In case you’re not already aware of it, Hertford is a rather splendid town! It has more history than you can shake a stick at and there’s always something going on. Just for fun, we’ve compiled a list of 20 interesting things about the town that you might not already know.

  1. Hertford’s four rivers – the Lea, Rib, Beane and Mimram – are celebrated in ‘Confluence’, the fountain in Salisbury Square which was erected in 1994.
  2. The rivers Mimram, Rib and Beane are all chalk streams – there are only 200 chalk streams in the world and they are becoming increasingly threatened by our increasing need for water.
  3. Britain’s first paper mill was established in Hertford in 1488. Sele Mill was set up by John Tate and used by the great printers of the time, including the brilliantly-named Wynkyn de Worde, a business partner of William Caxton. Books printed in 1494 on paper showing the Tate watermark still survive today.
  4. One of the most famous fictional World War I heroes, Biggles, is linked with Hertford because 41 Cowbridge is the childhood home of author W E Johns. Johns’ school days in the town were fictionalised in his novel, ‘Biggles Goes to School’.
  5. The founder of Hertford’s local brewery, Peter McMullen, was actually a poacher, but in 1827 he decided brewing beer might be a better career move. McMullen’s currently has 123 pubs, ensuring the good people of Hertfordshire and Essex will never be thirsty!
  6. The first historical record of Hertford was in the year 673 when it hosted the first Synod of the English Church.
  7. Although Queen Elizabeth I’s childhood home was at Hatfield House, she must have spent time in Hertford – there is a book of prayers in the British Library which is inscribed “Hertford 1545” in the 12-year-old Elizabeth’s handwriting.

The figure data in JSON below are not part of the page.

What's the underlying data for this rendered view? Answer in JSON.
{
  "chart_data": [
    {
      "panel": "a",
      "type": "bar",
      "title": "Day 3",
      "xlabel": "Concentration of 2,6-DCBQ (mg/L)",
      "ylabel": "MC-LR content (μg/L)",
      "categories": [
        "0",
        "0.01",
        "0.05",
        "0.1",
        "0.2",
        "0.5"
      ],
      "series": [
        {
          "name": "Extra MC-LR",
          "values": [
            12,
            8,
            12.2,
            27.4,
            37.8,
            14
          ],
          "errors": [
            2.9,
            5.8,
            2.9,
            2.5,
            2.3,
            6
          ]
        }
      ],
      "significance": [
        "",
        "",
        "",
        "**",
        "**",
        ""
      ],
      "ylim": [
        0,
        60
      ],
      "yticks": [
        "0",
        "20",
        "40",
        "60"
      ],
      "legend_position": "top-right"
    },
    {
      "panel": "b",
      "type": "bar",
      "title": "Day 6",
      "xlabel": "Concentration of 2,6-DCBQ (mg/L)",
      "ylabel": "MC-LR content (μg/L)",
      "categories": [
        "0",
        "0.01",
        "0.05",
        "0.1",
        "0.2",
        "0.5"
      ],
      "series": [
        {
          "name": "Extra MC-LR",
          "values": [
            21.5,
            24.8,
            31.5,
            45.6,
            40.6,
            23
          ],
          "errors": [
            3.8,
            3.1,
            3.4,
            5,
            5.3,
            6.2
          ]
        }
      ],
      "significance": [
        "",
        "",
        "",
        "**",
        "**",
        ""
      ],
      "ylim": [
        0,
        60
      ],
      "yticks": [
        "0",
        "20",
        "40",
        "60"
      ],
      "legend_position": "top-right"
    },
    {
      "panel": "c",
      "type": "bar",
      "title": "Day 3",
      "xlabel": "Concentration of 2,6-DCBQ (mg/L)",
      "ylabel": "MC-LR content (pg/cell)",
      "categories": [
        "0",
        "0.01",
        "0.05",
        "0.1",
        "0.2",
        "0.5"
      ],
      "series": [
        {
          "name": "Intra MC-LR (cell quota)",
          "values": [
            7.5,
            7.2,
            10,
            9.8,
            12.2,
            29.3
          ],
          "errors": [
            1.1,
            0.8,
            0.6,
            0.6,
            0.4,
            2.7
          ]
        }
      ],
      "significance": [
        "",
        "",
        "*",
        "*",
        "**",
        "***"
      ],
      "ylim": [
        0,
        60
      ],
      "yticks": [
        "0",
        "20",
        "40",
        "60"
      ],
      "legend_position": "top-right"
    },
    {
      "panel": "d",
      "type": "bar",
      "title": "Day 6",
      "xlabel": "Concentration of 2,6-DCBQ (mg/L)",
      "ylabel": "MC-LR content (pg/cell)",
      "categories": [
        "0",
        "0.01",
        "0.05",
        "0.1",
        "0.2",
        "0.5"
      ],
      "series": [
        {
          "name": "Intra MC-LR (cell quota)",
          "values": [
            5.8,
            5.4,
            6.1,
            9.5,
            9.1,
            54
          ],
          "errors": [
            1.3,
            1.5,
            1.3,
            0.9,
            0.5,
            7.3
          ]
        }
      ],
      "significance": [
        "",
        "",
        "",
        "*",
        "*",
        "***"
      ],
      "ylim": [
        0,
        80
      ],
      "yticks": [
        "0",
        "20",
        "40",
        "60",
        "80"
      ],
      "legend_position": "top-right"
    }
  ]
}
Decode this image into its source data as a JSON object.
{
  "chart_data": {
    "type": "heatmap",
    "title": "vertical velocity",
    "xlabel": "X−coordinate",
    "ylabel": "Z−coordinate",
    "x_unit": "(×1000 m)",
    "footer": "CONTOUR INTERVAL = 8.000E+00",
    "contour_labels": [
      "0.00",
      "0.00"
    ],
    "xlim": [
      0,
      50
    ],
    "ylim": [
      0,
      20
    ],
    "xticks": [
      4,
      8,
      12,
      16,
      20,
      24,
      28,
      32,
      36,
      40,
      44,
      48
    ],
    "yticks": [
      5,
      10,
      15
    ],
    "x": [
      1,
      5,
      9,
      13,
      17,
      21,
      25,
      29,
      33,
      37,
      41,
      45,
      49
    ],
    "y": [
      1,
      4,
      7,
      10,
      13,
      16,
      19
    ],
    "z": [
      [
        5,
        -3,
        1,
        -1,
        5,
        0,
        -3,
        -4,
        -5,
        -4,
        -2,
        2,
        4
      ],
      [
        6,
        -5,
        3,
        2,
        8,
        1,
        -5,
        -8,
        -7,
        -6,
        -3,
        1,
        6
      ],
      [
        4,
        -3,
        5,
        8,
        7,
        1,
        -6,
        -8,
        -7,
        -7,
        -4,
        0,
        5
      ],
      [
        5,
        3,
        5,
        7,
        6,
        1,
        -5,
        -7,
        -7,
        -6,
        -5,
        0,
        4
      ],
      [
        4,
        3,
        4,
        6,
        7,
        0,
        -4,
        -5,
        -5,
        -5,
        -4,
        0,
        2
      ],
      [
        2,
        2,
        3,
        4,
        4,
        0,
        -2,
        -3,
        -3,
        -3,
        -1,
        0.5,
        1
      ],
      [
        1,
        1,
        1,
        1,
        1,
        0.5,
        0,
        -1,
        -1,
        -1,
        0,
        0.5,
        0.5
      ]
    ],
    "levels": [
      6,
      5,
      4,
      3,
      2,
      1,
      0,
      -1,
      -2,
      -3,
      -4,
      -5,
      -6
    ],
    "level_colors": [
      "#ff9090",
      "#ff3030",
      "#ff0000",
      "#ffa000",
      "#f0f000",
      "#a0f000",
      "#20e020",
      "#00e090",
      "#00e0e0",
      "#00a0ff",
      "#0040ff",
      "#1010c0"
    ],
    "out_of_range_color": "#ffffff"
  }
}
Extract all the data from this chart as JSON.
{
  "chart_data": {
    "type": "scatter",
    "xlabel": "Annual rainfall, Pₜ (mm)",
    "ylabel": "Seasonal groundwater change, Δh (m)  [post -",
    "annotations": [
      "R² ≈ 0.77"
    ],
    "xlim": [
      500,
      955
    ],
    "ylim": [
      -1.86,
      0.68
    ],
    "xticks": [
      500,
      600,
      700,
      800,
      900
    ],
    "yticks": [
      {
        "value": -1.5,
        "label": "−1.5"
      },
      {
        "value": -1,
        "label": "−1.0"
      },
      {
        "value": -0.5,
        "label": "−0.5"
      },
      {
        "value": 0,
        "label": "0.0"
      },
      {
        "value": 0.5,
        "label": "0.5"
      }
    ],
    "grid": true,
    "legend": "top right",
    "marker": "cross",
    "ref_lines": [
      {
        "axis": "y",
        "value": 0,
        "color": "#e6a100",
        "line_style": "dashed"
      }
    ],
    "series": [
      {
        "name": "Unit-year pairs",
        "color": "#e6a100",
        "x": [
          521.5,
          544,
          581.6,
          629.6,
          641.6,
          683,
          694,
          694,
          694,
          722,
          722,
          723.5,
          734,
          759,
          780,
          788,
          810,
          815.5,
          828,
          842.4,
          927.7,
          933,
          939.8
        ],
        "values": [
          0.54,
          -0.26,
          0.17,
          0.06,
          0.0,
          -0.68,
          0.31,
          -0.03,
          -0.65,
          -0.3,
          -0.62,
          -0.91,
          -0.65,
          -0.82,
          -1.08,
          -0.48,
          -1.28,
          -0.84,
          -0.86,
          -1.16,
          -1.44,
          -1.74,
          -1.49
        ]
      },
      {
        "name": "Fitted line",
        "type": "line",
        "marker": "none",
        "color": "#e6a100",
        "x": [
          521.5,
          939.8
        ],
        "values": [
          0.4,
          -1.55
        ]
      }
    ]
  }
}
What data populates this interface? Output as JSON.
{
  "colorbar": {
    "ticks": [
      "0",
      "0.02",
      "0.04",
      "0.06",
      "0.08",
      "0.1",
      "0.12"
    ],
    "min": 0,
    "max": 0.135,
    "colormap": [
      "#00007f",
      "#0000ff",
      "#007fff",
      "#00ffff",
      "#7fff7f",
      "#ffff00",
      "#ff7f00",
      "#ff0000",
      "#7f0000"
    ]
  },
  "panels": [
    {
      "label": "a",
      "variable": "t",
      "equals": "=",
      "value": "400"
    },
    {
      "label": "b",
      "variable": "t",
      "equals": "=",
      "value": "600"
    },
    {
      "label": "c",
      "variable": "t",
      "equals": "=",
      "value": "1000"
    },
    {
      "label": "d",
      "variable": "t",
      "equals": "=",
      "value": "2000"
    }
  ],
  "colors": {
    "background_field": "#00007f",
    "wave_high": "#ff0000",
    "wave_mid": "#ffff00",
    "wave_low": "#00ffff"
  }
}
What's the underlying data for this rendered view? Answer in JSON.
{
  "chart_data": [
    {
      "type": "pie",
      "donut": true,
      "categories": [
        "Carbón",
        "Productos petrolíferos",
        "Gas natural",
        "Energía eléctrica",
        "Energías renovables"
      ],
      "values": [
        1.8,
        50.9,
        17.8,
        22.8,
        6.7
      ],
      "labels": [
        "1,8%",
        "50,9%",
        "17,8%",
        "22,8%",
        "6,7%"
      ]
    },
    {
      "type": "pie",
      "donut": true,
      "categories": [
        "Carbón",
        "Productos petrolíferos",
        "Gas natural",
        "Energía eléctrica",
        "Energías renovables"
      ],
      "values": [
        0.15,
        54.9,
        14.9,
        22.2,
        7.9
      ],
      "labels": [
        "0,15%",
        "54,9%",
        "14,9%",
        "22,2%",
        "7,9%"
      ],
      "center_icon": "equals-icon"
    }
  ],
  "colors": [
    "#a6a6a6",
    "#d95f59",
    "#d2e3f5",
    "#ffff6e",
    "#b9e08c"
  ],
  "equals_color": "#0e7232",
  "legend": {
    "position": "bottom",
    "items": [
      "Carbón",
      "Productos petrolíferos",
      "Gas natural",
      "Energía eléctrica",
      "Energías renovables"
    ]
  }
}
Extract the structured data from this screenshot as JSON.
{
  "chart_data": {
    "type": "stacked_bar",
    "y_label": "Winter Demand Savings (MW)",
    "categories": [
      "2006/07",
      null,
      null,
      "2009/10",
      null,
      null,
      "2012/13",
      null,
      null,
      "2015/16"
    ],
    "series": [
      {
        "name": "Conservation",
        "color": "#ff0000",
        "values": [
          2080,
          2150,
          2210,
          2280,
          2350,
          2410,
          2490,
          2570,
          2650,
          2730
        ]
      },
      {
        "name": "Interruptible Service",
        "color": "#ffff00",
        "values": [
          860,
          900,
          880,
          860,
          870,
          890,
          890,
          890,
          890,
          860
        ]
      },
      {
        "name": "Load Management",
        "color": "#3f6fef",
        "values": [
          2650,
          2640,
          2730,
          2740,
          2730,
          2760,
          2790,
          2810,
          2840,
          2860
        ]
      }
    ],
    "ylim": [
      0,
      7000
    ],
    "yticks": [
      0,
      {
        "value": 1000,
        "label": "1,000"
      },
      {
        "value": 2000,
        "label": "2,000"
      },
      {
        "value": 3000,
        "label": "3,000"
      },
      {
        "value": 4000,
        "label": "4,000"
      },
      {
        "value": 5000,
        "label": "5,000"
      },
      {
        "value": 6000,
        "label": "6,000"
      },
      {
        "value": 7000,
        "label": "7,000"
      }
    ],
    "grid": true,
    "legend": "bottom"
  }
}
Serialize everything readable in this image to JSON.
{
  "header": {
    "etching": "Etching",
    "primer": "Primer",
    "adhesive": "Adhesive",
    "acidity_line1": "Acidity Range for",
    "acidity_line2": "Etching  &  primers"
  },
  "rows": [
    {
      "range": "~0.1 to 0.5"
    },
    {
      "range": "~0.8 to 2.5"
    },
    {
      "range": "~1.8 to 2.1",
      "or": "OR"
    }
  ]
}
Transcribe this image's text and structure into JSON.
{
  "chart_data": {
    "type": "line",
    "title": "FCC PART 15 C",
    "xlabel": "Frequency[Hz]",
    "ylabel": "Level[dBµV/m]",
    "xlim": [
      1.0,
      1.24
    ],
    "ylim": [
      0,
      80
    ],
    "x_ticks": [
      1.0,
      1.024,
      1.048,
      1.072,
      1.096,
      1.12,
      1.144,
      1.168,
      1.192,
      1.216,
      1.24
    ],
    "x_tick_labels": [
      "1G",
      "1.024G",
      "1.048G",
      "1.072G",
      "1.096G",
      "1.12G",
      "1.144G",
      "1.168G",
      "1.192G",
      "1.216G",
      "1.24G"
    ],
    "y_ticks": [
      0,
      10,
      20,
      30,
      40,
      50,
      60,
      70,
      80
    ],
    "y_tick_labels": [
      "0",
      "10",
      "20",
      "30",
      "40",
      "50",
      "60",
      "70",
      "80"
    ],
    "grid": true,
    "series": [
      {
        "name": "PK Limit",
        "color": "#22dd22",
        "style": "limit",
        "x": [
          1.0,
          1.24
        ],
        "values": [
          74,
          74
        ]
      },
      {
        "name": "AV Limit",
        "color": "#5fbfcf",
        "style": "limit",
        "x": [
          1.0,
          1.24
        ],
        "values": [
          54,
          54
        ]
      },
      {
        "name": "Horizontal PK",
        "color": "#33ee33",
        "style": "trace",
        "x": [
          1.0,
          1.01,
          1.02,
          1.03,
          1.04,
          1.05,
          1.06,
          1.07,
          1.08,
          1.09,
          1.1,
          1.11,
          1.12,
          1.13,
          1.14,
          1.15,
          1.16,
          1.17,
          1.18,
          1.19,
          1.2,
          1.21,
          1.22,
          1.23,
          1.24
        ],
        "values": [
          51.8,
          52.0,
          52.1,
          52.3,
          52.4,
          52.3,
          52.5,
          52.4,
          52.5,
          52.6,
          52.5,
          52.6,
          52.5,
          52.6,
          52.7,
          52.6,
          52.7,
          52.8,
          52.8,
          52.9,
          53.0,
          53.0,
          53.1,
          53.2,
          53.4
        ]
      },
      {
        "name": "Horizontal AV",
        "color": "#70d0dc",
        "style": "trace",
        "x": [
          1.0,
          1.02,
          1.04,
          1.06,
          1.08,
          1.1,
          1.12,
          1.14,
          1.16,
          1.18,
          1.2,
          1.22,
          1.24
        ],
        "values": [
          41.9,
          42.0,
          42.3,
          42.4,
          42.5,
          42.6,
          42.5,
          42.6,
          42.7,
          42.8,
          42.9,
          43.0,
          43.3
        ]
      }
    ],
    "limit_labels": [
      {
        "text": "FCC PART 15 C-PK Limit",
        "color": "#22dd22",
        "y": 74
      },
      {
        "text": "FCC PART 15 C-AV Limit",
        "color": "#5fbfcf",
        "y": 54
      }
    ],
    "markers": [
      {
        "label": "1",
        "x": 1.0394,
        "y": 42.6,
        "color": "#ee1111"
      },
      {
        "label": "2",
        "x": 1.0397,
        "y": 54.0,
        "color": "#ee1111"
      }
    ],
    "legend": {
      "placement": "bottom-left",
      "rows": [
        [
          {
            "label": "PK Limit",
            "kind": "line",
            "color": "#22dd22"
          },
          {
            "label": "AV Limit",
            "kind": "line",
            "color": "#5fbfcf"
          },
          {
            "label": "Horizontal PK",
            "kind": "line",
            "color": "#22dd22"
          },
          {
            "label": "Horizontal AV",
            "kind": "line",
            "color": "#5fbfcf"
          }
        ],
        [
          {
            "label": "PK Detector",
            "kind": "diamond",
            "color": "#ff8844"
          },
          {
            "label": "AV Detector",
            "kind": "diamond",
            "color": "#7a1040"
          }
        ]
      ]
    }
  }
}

  8. Hertford’s Parliament Square is so-called because in 1563, Parliament moved to Hertford in order to escape the Great Plague that was ravaging London.
  9. The statue outside Hertford Theatre is of Samuel Stone, the Puritan founder of Hartford in Connecticut. He was born in Fore Street in 1602, sailed to America in 1633 and, in 1636, took over the native American town of Saukiog, which he renamed Hartford.
  10. Richard Hale School was founded way back in 1617. It moved to its current premises in Pegs Lane in 1930.
  11. Everyone in Hertford is familiar with the site of the former Bluecoat School, but not many know there used to be a Green Coat School. Green Coat was established in 1762 and survived until 1894 when it was forced to close after the General Education Act introduced competition in the form of subsidised state schools.
  12. Hertford is the subject of much speculation and conspiracy theories on the subject of the Knights Templar. It has long been rumoured that the town might be one of the places where the Order hid its treasure, and some say it’s even the last resting place of the Holy Grail. There is supposed to be a labyrinth of underground tunnels beneath the streets of Hertford constructed by the Templars.
  13. The Green Dragon building on The Wash is unusual because of its advert for the Green Dragon Hotel, which is part of the building in the form of raised terracotta letters. It is now a Grade II listed building.
  14. There are 350 Listed Buildings in Hertford, though this includes the walls around Hertford Castle, 10 bridges, 5 gates, buffer lights at Hertford East Station, 3 tombs and 3 gravestones.
  15. Between 1919 and 1993, the manufacturer Addis produced toothbrushes from its factory on Ware Road. In 1920, you could buy an Addis toothbrush from Boots for one shilling, which today is worth around £2.37.
  16. Hertford Museum is home to the Addis collection which includes the UK’s largest collection of toothbrushes which is 6,000-strong – though only a tiny proportion are on display in the museum.
  17. Before 1893, you had to pay a toll to take vehicles and animals across Mill Bridge.
  18. The last person in England to be condemned to death for witchcraft, Jane Wenham, was sentenced at the Hertford Assizes in 1712. Luckily for Jane, Chief Justice Powell disagreed with the jury’s guilty verdict and, through his influence, managed to get her a Royal Pardon. Laws against witchcraft were finally repealed in 1736.
  19. Local ghost enthusiasts claim there are more than 40 ghosts in Hertford, with occupants at virtually every property in St Andrew’s Street reporting ghostly goings on.
  20. Even the UOE Hub building isn’t immune with stories of spooky occurrences in the 1970s when it was a Fine Fare supermarket – apparently the staff called the ghost Godfrey. Luckily Godfrey seems to have disappeared along with the Fine Fare name… or has he?


Bonus fact: The UOE Hub is a year old! We held our official launch on 20 July last year with a breakfast networking event attended by 75 small business owners. Over the past 12 months, we have provided professional office space for many small businesses on a temporary and permanent basis, and we are continually evolving to accommodate the needs of Hertford’s growing number of entrepreneurs.